Minor complaints could involve simple misunderstandings.  You wonder why we don’t just sit down and talk them over.  Then the table turns.  The organization dumps its stored complaints against the employee to justify disciplinary action.  They, too, can be petty.

An Iowa state agency said whistleblower Susan Ackerman put incorrect information on an insurance application.  The City of Charlotte didn’t like Crystal Eschert’s Facebook post.  Petersburg (VA) Derrick Greer police officer ate a piece of candy he picked off the floor at a crime scene.  Patrick Leonard cursed while working for the City of Bayonne (NJ).  Troy Thompson ate a past-expiration sandwich from the VA kitchen instead of throwing it out. 

Sometimes both sides exchange petty complaints.  Juana Walsh worked at a senior living center in Woodstock (IL).  During one shift a male patient seemed confused.  He told Walsh he was afraid of a nursing assistant in the facility.  The assistant had told the patient to stop bothering him.  Then he was rough putting the man’s head on a pillow.  Walsh wrote up the incident and gave her report to the patient’s brother.  Her boss was upset when she learned about Walsh’s communication.  She fired Walsh for sharing patient information and stealing pencil and paper for her report.

Organizations and individuals are always violating something or another.  They are good-enough until they no longer are.  Rather than reasoned, the distinction is, often as not, emotional.  Morality and ethics have little to do with it.

The whistleblower’s legal case is based on a perceived violation that is properly disclosed.  Whistleblower protection laws demand attention to those specifics and don’t care about the employer's pervasive bad behavior.  Once the disclosure is established, the employer seeks to show she was not good-enough, regardless of her disclosures.  Its petty complaints help that proof.  Then other reasons follow: the usual insubordination, poor performance, and didn’t-get-along charges.

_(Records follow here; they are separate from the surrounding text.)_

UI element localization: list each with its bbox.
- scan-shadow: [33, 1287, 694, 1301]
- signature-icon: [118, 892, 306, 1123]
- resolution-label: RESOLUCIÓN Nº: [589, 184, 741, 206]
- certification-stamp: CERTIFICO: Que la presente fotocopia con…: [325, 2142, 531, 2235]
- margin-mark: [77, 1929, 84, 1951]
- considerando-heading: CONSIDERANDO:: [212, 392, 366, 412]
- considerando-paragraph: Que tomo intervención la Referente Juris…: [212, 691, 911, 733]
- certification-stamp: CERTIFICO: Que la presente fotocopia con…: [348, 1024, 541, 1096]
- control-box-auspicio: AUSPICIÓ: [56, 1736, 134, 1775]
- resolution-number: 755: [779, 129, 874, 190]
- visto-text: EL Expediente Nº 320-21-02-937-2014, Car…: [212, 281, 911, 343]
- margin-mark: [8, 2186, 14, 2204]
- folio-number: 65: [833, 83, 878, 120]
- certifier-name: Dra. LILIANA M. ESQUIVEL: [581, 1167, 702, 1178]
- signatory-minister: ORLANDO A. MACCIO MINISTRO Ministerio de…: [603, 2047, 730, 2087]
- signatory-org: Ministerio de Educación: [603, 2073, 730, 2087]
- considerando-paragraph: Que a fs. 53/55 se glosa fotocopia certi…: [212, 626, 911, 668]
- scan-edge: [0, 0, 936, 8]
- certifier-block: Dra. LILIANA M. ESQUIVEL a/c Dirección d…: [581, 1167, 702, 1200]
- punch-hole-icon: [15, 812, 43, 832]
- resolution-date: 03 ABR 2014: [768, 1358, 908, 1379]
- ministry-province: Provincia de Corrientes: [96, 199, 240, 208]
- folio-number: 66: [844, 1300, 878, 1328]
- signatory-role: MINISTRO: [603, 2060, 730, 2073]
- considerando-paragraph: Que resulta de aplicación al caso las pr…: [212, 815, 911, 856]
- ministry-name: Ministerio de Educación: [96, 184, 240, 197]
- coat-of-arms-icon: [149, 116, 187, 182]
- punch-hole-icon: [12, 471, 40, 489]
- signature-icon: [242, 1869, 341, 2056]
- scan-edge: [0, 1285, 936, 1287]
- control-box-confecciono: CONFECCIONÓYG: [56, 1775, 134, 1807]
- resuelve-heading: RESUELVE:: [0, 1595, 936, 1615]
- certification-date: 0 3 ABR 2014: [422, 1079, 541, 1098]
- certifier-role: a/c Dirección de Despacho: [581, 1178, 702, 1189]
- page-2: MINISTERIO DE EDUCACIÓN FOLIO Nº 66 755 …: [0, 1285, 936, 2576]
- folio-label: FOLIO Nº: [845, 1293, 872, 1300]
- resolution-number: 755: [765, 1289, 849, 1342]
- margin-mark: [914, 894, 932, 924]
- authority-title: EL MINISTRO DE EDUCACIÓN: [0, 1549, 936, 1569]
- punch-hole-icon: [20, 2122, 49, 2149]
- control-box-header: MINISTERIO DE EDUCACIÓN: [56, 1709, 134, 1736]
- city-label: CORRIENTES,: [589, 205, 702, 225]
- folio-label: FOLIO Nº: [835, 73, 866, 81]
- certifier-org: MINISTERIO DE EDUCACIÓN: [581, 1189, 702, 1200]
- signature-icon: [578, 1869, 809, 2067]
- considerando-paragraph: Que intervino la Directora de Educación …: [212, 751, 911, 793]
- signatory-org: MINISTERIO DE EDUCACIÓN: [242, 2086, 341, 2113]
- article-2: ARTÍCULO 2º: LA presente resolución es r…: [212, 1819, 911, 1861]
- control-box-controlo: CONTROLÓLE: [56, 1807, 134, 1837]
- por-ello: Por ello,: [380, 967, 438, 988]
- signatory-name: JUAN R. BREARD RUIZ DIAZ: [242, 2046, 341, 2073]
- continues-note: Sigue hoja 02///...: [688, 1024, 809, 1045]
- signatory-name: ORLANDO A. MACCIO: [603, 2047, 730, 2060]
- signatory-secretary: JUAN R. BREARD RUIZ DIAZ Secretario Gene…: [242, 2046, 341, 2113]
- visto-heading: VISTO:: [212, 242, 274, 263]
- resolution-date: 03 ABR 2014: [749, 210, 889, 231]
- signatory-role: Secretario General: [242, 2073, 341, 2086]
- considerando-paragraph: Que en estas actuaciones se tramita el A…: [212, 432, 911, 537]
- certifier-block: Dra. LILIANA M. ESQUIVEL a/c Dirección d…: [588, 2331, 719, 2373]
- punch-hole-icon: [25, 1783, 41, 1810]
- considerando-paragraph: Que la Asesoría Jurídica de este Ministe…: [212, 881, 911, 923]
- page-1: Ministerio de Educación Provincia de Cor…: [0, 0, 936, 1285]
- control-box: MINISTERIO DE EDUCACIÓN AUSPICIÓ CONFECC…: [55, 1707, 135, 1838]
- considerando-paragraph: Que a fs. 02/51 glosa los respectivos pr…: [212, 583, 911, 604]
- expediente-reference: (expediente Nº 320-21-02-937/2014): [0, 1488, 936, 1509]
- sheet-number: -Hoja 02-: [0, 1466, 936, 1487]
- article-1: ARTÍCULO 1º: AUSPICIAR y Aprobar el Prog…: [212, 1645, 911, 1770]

We trust authorities – California’s Labor Commissioner, for me – to sift facts from false claims and get to the real truth.  Their lack of expertise in all laws related to all complaints forces them to be satisfied with a good-enough understanding.  We walk into our whistleblowing hoping for perfection, but we leave dissatisfied.

Big-time players expose extraordinary issues that point to the core problem: the wrongdoer is just no good.  The rest of us are bound to narrow rules and seldom break free.  The organization is judged good-enough, and we are not.